I'm single, and the thing I want the very most in this world is to be a wife and a mother. I want to pack lunches in the morning, bake cookies for afternoon snacks, talk to my kids like they have worthwhile things to say, and chase those same kids around the house while laughing. I want to tell my husband I love him everyday, and I want to make sure my kids know that I do. I want to keep a clean house for my husband, make him feel needed, and do odd jobs or work from home to make the additional income it takes to go on small vacations or make Christmas extra-special. I cook. I bake. I'm mostly obsessively clean. I read. I think. I take out the trash. I ask interesting questions. I mean what I say, and I say what I mean. I take care of my physical appearance. I'm not flashy or trendy or extremely fashionable, but I'm not "high-maintenance," and what a man sees is what he gets. I go to church and pray and help people when I can. I try to meet new people and make them feel comfortable and welcome, if they're new. I knit. I can sew a button onto something, and I can draw. I like to walk, hike, and be outside. I like to go to live sporting events and concerts, large or small. I like to listen to people talk about themselves and play musical instruments to their heart's content.

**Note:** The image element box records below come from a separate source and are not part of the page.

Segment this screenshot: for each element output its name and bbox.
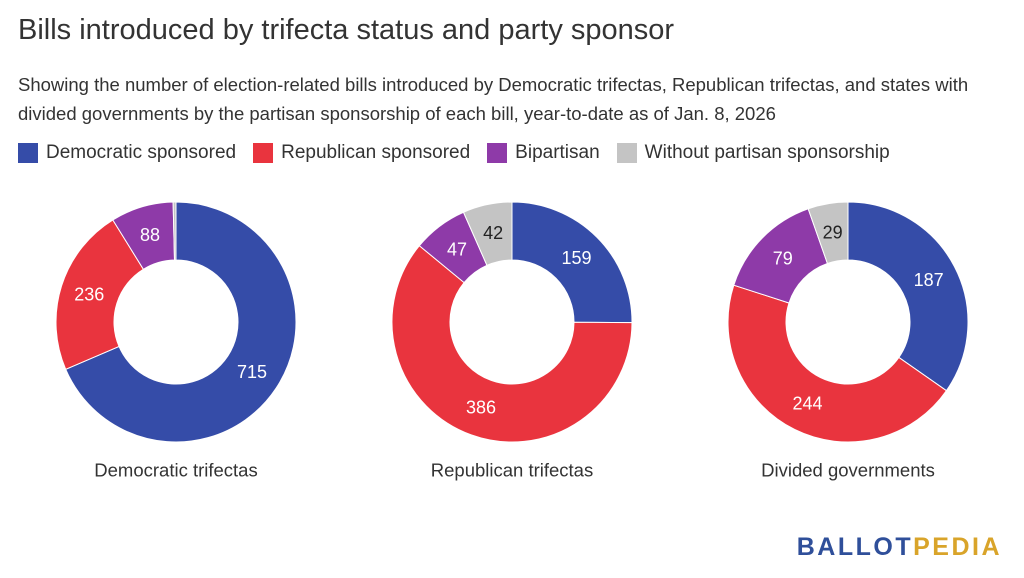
chart-title: Bills introduced by trifecta status and … — [18, 14, 675, 46]
data-label-divided-governments-democratic-sponsored: 187 — [914, 270, 944, 290]
logo-pedia-text: PEDIA — [913, 533, 1002, 561]
data-label-democratic-trifectas-bipartisan: 88 — [140, 225, 160, 245]
donut-slice-divided-governments-without-partisan-sponsorship — [807, 201, 849, 265]
legend-swatch-democratic — [18, 143, 38, 163]
legend-swatch-nonpartisan — [616, 143, 637, 163]
legend-item-nonpartisan: Without partisan sponsorship — [616, 142, 890, 164]
data-label-republican-trifectas-without-partisan-sponsorship: 42 — [483, 223, 503, 243]
donut-slice-democratic-trifectas-without-partisan-sponsorship — [172, 201, 177, 261]
legend-label-bipartisan: Bipartisan — [515, 142, 600, 163]
logo-ballot-text: BALLOT — [796, 533, 914, 561]
legend-item-republican: Republican sponsored — [253, 142, 470, 164]
donut-slice-divided-governments-democratic-sponsored — [847, 201, 969, 392]
data-label-democratic-trifectas-democratic-sponsored: 715 — [237, 362, 267, 382]
legend-label-nonpartisan: Without partisan sponsorship — [644, 142, 890, 163]
legend-label-democratic: Democratic sponsored — [46, 142, 237, 163]
chart-caption-democratic-trifectas: Democratic trifectas — [94, 460, 257, 481]
data-label-divided-governments-bipartisan: 79 — [773, 249, 793, 269]
donut-slice-democratic-trifectas-democratic-sponsored — [65, 201, 297, 443]
data-label-divided-governments-republican-sponsored: 244 — [793, 394, 823, 414]
legend-swatch-bipartisan — [487, 143, 508, 163]
data-label-republican-trifectas-democratic-sponsored: 159 — [561, 248, 591, 268]
chart-caption-divided-governments: Divided governments — [761, 460, 935, 481]
legend-item-bipartisan: Bipartisan — [487, 142, 600, 164]
data-label-republican-trifectas-republican-sponsored: 386 — [466, 398, 496, 418]
donut-slice-divided-governments-republican-sponsored — [727, 284, 948, 443]
chart-subtitle: Showing the number of election-related b… — [18, 74, 969, 124]
data-label-democratic-trifectas-republican-sponsored: 236 — [74, 285, 104, 305]
legend: Democratic sponsored Republican sponsore… — [18, 142, 907, 164]
ballotpedia-logo: BALLOTPEDIA — [797, 533, 1002, 562]
donut-slice-republican-trifectas-republican-sponsored — [391, 245, 633, 443]
donut-slice-republican-trifectas-without-partisan-sponsorship — [462, 201, 513, 266]
legend-swatch-republican — [253, 143, 274, 163]
data-label-divided-governments-without-partisan-sponsorship: 29 — [823, 222, 843, 242]
legend-label-republican: Republican sponsored — [281, 142, 471, 163]
donut-slice-democratic-trifectas-republican-sponsored — [55, 219, 145, 370]
chart-caption-republican-trifectas: Republican trifectas — [431, 460, 593, 481]
data-label-republican-trifectas-bipartisan: 47 — [447, 240, 467, 260]
legend-item-democratic: Democratic sponsored — [18, 142, 236, 164]
donut-slice-republican-trifectas-democratic-sponsored — [511, 201, 633, 324]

In short, I am a veritable picture-perfect wife- and mother-to-be. Scratch that, I am a model human being. Sure, I have problems and imperfections and faults, like any other person. All in all, though, I'm pretty good.

But I'm tired of people telling me I'm great. Friends, family, and acquaintances all say the same thing after they get to know me for a short while: "You're great, Sara." Guy friends say, "You're great. I just love you."

It reminds me of a joke Jerry Seinfeld used to tell about being the best man in a wedding party. "If I'm the best man, why is she marrying him?" For me, that statement rings all too true. Now, I don't think that the natural consequence of greatness is getting married, nor do I think that a single life is meaningless. But like I said, I do want to get married and have children.

Here's the thing, though: I don't expect a one, true love. I don't want a man to say I've "bewitched [him], body and soul," as Mr. Darcy tells Elizabeth Bennett in the new Pride & Prejudice. (I think that is the stupidest line in the history of movies.) All I want is for someone to get to know me enough to say, "You're great, Sara. You're great, and I love you. And I want to be around you forever. There are other great people in this world, and I could choose one of them and life would be wonderful. But I want to be around you! I never want to not know where you are and what you're doing."

That's far more romantic than, "You've bewitched me" (i.e., You've tricked me into loving you). It's saying, "Not only do I think you're great; I think you're great, and I always want you to be in my life." Love is a choice, not a compulsion, and I want someone to choose me. Is that too much to ask?

I don't want other people to tell me I'm great, either. I know I am; it doesn't help anything. Tell possible suitors you think I'm great. Tell me what I need to work on to be better . . .


Thing I'm thankful for: yeast and dough that rises.

Thursday, October 01, 2009

'Tis the Season . . .

. . . to wear sweaters!

It was chilly this morning, so I wore a sweater! My first sweater of the season! Yay! October is lookin' good. But then, when has it not? October is my favorite month and not just because it's my birthday month!

Also, I had the chance to honor the Fall season with a free flu shot at work! I love getting flu shots; it makes me feel like I'm doing something good for my body or that I'm really doing my part to stop the spread of the flu pandemic this year. Sadly, I don't think it can be stopped; there are too many people who don't believe in vaccines now -- you know who you are! :)


Thing I'm thankful for: crisp Gala apples to eat in the warm afternoon sun.